The unstructured "noisy" character of data such as Twitter has not stopped big hedge funds and asset managers analysing it in an attempt to get an edge over their competitors.

Stephen Morse, senior manager, data partnerships and sales at Twitter, said: "The financial space is a rapidly growing vertical for us. We serve hedge funds directly, prop traders, market makers, banks, fintech partners, etc.

"We are not a news organisation but events break on Twitter very commonly now - not only around significant financial events but act of god events. So this is a big use case in financial markets and sentiment analysis is a very common use case and we are seeing that at the 'cashtag' level.

"A number of CEOs start to communicate on Twitter before they do anything else, like Elon Musk. If you want to know what he's doing you have to go to Twitter - it's the first place he will go and, often it's the only place he communicates."

Morse said sentiment derived from consumers about certain brands, which can also impact equity prices, is a new twist on the subject currently being explored and which we can expect to see a lot of in the future.
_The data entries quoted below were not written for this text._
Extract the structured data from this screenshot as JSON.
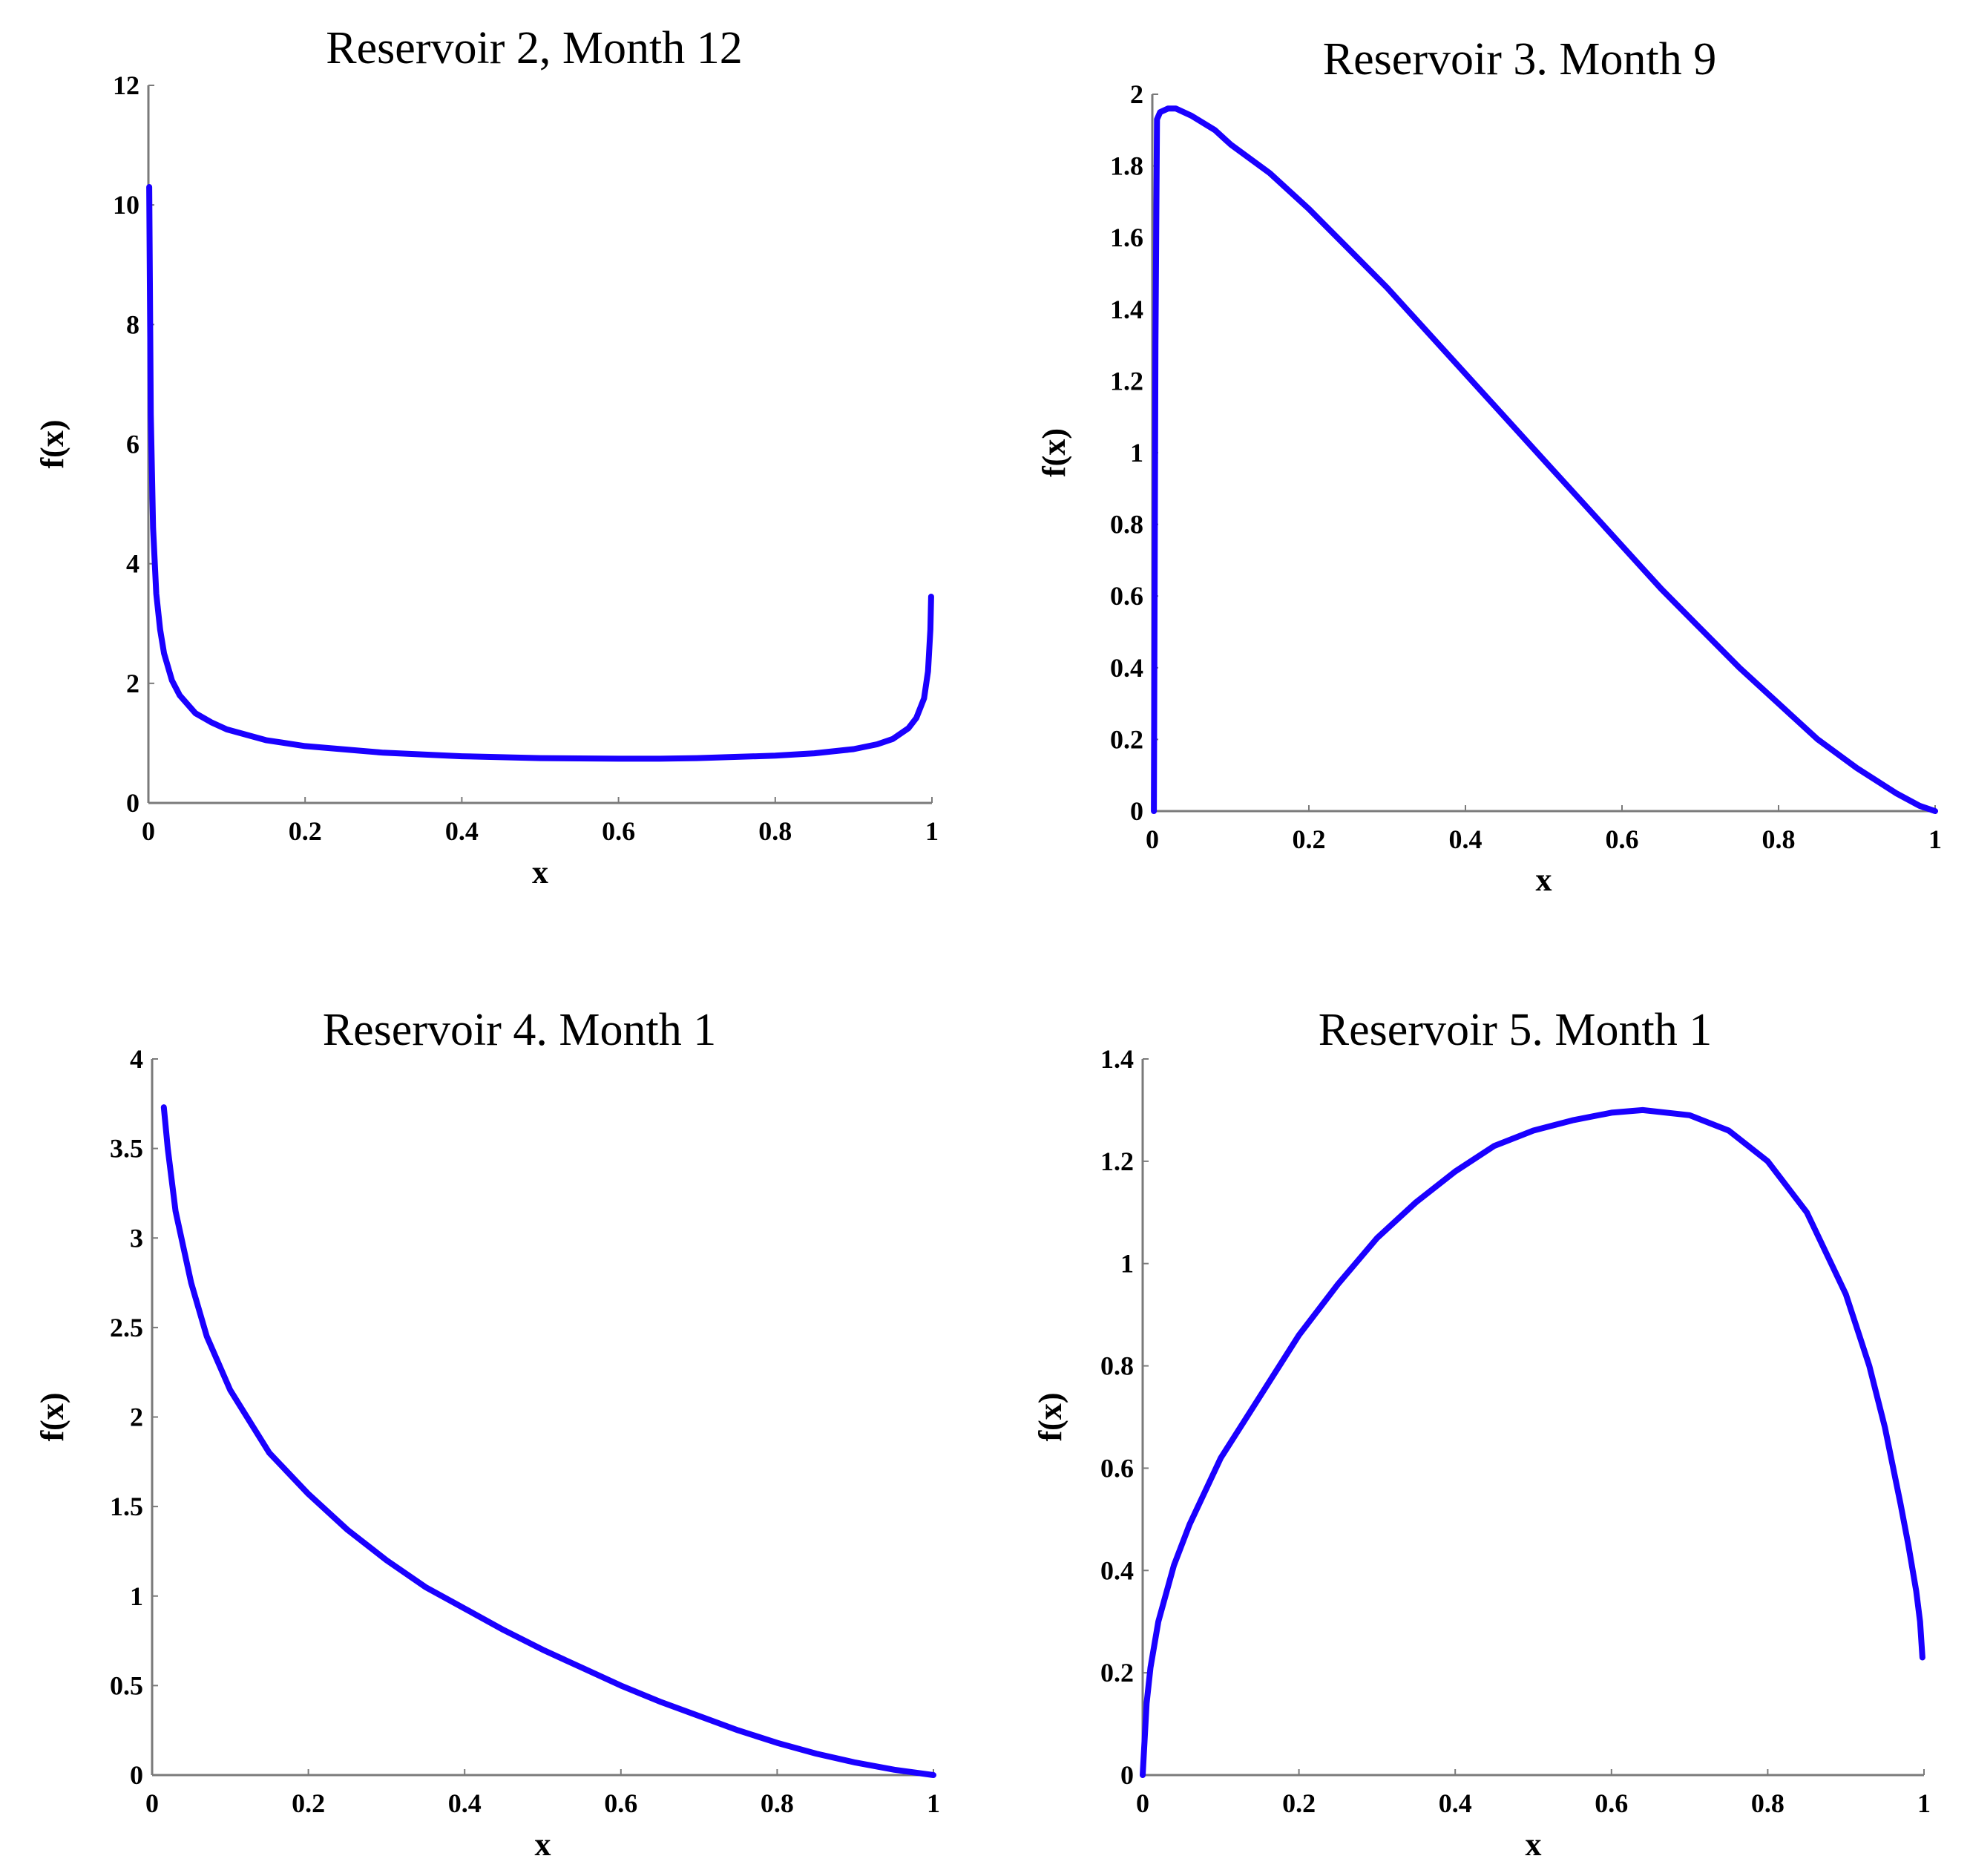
{
  "chart_data": [
    {
      "type": "line",
      "title": "Reservoir 2, Month 12",
      "xlabel": "x",
      "ylabel": "f(x)",
      "xlim": [
        0,
        1
      ],
      "ylim": [
        0,
        12
      ],
      "xticks": [
        "0",
        "0.2",
        "0.4",
        "0.6",
        "0.8",
        "1"
      ],
      "yticks": [
        "0",
        "2",
        "4",
        "6",
        "8",
        "10",
        "12"
      ],
      "color": "#1a00ff",
      "series": [
        {
          "x": [
            0.001,
            0.003,
            0.006,
            0.01,
            0.015,
            0.02,
            0.03,
            0.04,
            0.06,
            0.08,
            0.1,
            0.15,
            0.2,
            0.3,
            0.4,
            0.5,
            0.6,
            0.65,
            0.7,
            0.8,
            0.85,
            0.9,
            0.93,
            0.95,
            0.97,
            0.98,
            0.99,
            0.995,
            0.998,
            0.999
          ],
          "y": [
            10.3,
            6.5,
            4.6,
            3.5,
            2.9,
            2.5,
            2.05,
            1.8,
            1.5,
            1.35,
            1.23,
            1.05,
            0.95,
            0.84,
            0.78,
            0.75,
            0.74,
            0.74,
            0.75,
            0.79,
            0.83,
            0.9,
            0.98,
            1.07,
            1.25,
            1.42,
            1.75,
            2.2,
            2.9,
            3.45
          ]
        }
      ]
    },
    {
      "type": "line",
      "title": "Reservoir 3. Month 9",
      "xlabel": "x",
      "ylabel": "f(x)",
      "xlim": [
        0,
        1
      ],
      "ylim": [
        0,
        2
      ],
      "xticks": [
        "0",
        "0.2",
        "0.4",
        "0.6",
        "0.8",
        "1"
      ],
      "yticks": [
        "0",
        "0.2",
        "0.4",
        "0.6",
        "0.8",
        "1",
        "1.2",
        "1.4",
        "1.6",
        "1.8",
        "2"
      ],
      "color": "#1a00ff",
      "series": [
        {
          "x": [
            0.002,
            0.004,
            0.006,
            0.01,
            0.02,
            0.03,
            0.05,
            0.08,
            0.1,
            0.15,
            0.2,
            0.25,
            0.3,
            0.35,
            0.4,
            0.45,
            0.5,
            0.55,
            0.6,
            0.65,
            0.7,
            0.75,
            0.8,
            0.85,
            0.9,
            0.95,
            0.98,
            1.0
          ],
          "y": [
            0.0,
            1.3,
            1.93,
            1.95,
            1.96,
            1.96,
            1.94,
            1.9,
            1.86,
            1.78,
            1.68,
            1.57,
            1.46,
            1.34,
            1.22,
            1.1,
            0.98,
            0.86,
            0.74,
            0.62,
            0.51,
            0.4,
            0.3,
            0.2,
            0.12,
            0.05,
            0.015,
            0.0
          ]
        }
      ]
    },
    {
      "type": "line",
      "title": "Reservoir 4. Month 1",
      "xlabel": "x",
      "ylabel": "f(x)",
      "xlim": [
        0,
        1
      ],
      "ylim": [
        0,
        4
      ],
      "xticks": [
        "0",
        "0.2",
        "0.4",
        "0.6",
        "0.8",
        "1"
      ],
      "yticks": [
        "0",
        "0.5",
        "1",
        "1.5",
        "2",
        "2.5",
        "3",
        "3.5",
        "4"
      ],
      "color": "#1a00ff",
      "series": [
        {
          "x": [
            0.015,
            0.02,
            0.03,
            0.05,
            0.07,
            0.1,
            0.15,
            0.2,
            0.25,
            0.3,
            0.35,
            0.4,
            0.45,
            0.5,
            0.55,
            0.6,
            0.65,
            0.7,
            0.75,
            0.8,
            0.85,
            0.9,
            0.95,
            1.0
          ],
          "y": [
            3.73,
            3.5,
            3.15,
            2.75,
            2.45,
            2.15,
            1.8,
            1.57,
            1.37,
            1.2,
            1.05,
            0.93,
            0.81,
            0.7,
            0.6,
            0.5,
            0.41,
            0.33,
            0.25,
            0.18,
            0.12,
            0.07,
            0.03,
            0.0
          ]
        }
      ]
    },
    {
      "type": "line",
      "title": "Reservoir 5. Month 1",
      "xlabel": "x",
      "ylabel": "f(x)",
      "xlim": [
        0,
        1
      ],
      "ylim": [
        0,
        1.4
      ],
      "xticks": [
        "0",
        "0.2",
        "0.4",
        "0.6",
        "0.8",
        "1"
      ],
      "yticks": [
        "0",
        "0.2",
        "0.4",
        "0.6",
        "0.8",
        "1",
        "1.2",
        "1.4"
      ],
      "color": "#1a00ff",
      "series": [
        {
          "x": [
            0.0,
            0.005,
            0.01,
            0.02,
            0.04,
            0.06,
            0.1,
            0.15,
            0.2,
            0.25,
            0.3,
            0.35,
            0.4,
            0.45,
            0.5,
            0.55,
            0.6,
            0.64,
            0.7,
            0.75,
            0.8,
            0.85,
            0.9,
            0.93,
            0.95,
            0.97,
            0.98,
            0.99,
            0.995,
            0.998
          ],
          "y": [
            0.0,
            0.14,
            0.21,
            0.3,
            0.41,
            0.49,
            0.62,
            0.74,
            0.86,
            0.96,
            1.05,
            1.12,
            1.18,
            1.23,
            1.26,
            1.28,
            1.295,
            1.3,
            1.29,
            1.26,
            1.2,
            1.1,
            0.94,
            0.8,
            0.68,
            0.53,
            0.45,
            0.36,
            0.3,
            0.23
          ]
        }
      ]
    }
  ]
}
Twitter can also gauge macro and geopolitical factors he said, citing a study last year which showed Twitter data predictive of unemployment levels in the US.

StockTwits, which provides real time commentary on individual companies, was the inventor of the cashtag, adopted by Twitter over time.

Pierce Crosby, business director and data evangelist, StockTwits said: "Basically all of our conversations are structured around individual companies. But also we allow users to add binaries, so they add a bullish or a bearish tag to their messages.

"From a database standpoint, it becomes a classifier for a large database of data because you have these binaries that eliminate a lot of false positives, or things like people trying to be funny with their words.

Crosby said that while sentiment is the obvious low hanging fruit, the data can also be used to look into volatility of stocks. "I think on the macro level it's really interesting but on a company level and sector level it's also very interesting, where more or less we watch volumes spike in real time on either different asset classes or companies or ETFs, and as that actually translates into realised volatility.

"We have run a study that actually looks at the predictive element of crowds around, not just events, but just on daily trading activity. So basically trying to correlate volatility as it applies to companies from social data is becoming an area that people are really interested in."

Peter Hafez, chief data scientist, RavenPack said an important concept right now is "democratising data". Big hedge funds and asset managers want to know they can get the data they need, whether in-house or external, at the time they need it.

He said: "There's a lot of new data being produced out there that we can take advantage of, and a lot of asset managers and hedge funds have become a little bit of a data hoarders."

The data can be anything from emails to instant messages or legal documents. These can be fed to people using his company's data engine, which is like access to a private cloud. "In the end what people are trying to build is almost like an internal Amazon, where you can go on a platform and say, I want to get back what we know as a company about IBM.

"Then you'll get, this from the legal department, we know that from the Dow Jones news wires, we know this from Twitter, we know that from the analyst reports we get in our inbox. So you can take all of these different sources and combine it."

DePalma added: "In the last five or six months, I have had a number of client trials with large fund managers - large being more than several hundred billion AUM.

"One of them spoke transparently with me that they believe these behaviour finance tools will be maturing in the next five to 10 years and they, like their portfolio managers, are already incorporating these types of signals into discretionary process.

"So that as these tools become more reliable and mature, their portfolio managers will have already incorporated them, to use them for their large fund management."